Richtig erfolgreich am Devisenmarkt

Der Devisenmarkt steigt in der Popularität der privaten Anleger langsam aber sich an und so zeigt sich inzwischen ein steigendes Interesse an diesem spannenden Markt. Ein Grund für die Erhöhung der Beteiligung von Privatanlegern liegt sicherlich in der einfachen und günstigen Möglichkeit, die sich inzwischen für die Investition am Devisenmarkt für Privatanleger ergibt. Aber eine große Faszination geht auch vom Devisenmarkt selbst aus, denn die Schnelligkeit und die Menge der Einflussgrößen, die hier eine Rolle spielen, sind für viele Anleger sehr interessant. Die Beobachtung der Zinsänderungen der Notenbanken im Kombination mit politischen Veränderungen und der Veränderung der konjunkturellen Entwicklungen, die sich auf den Wechselkurs ergeben, sind interessant und spannend.

Und wie spekuliere ich jetzt am Devisenmarkt? Neben dem sogenannten Futures-Handel gibt es grundsätzlich zwei Möglichkeiten, um auf den Wechselkurs zu spekulieren. Entweder kauft der Trader über seine Bank, den Online-Broker oder auch sofort beim Emittenten Optionsscheine der aber ein sogenanntes Turbozertifikat auf einen jeweiligen Wechselkurs. Das setzt dann schon große Fachkenntnis und auch ein umfassendes Wissen im Hinblick auf den Devisenhandel voraus. Eine andere Möglichkeit besteht darin, direkt über einen Devisen-Broker am internationalen Devisenmarkt zu handeln. Hier bestehen verschiedene Möglichkeiten bzw. Arten von Devisengeschäften. Die Kontoeröffnung beim Broker ist die Basis, um eine Termingeschäftsfähigkeit zu erlangen. Wichtig ist übrigens, dass ausländische Anbieter ihre Kunden über die Risiken der spekulativen Geldanlage per Regularien eingehend informieren müssen, denn hier sind eben nicht nur erhebliche Gewinne, sondern auch herbe Verluste möglich.

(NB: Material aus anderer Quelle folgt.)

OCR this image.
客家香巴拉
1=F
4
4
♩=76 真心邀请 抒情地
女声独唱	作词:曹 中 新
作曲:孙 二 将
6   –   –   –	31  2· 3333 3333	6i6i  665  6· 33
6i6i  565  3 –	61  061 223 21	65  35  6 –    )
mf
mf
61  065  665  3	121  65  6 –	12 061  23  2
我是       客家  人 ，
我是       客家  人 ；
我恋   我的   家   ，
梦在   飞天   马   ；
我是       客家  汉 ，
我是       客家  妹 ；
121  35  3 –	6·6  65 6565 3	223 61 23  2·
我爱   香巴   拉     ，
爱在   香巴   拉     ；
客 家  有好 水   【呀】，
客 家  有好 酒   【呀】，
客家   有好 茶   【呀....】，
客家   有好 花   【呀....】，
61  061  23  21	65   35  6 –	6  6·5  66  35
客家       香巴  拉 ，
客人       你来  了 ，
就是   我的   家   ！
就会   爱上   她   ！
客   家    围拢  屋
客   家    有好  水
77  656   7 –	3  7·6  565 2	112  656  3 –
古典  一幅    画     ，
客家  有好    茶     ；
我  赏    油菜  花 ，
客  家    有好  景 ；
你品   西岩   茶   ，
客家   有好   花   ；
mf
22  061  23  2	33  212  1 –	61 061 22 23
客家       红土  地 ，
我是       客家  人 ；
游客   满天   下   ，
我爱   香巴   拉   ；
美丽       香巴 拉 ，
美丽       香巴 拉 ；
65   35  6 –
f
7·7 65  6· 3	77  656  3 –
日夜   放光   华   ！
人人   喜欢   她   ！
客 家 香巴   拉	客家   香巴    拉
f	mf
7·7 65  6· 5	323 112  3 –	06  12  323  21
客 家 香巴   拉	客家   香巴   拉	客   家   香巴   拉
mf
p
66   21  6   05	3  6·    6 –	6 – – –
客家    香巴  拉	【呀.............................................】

Was tut der Devisen-Broker nun für mich? Der sogenannte FX-Broker bietet dem Privatanleger den Zugang zum Markt der Devisen. Das elektronische Broking-System macht dann eine meist problemlose und sofortige Ausführung der Kundenaufträge – also An- oder Verkauf – möglich. Der Clou bei der Sache ist, dass der Devisen-Broker dabei als Kontrahent gegenüber dem Kunden auftritt, denn die Transaktionen werden nicht lediglich weitergeleitet, sondern Käufe und Verkäufe von Devisen werden vom Broker durchgeführt, während er eine Gegenposition gegenüber den Aufträgen der Kunden einnimmt. So können nämlich schnelle Ausführungen der jeweiligen Kundenorder erreicht werden und auch mögliche Stopp-Garantien ermöglicht werden. Außerdem sind somit die Positionsgrößen variabel, denn für die Ausführung der Aufträge muss kein Kontrahent mehr gefunden werden. Den stellt der FX-Broker nämlich dar.

Was kostet mich der Devisenhandel? Der Preis wird vom Broker bestimmt, denn der schlägt einen sogenannten Internetbanken-Spread auf die vom ihm gestellten Kurse in Form eines festen Betrages auf. Dieser Internetbanken-Spread ist der von Banken im Handel untereinander gewährte Spread. So ist der Privatanleger hinsichtlich dieser Kosten etwas schlechter in seiner Position als der institutionelle Händler, denn der Devisen-Broker tritt ja auch Zwischenhändler mit einem Gewinnanspruch zwischen Privatanleger und Devisenmarkt auf. Neben dem Spread fallen im Regelfall keine weiteren Kosten an.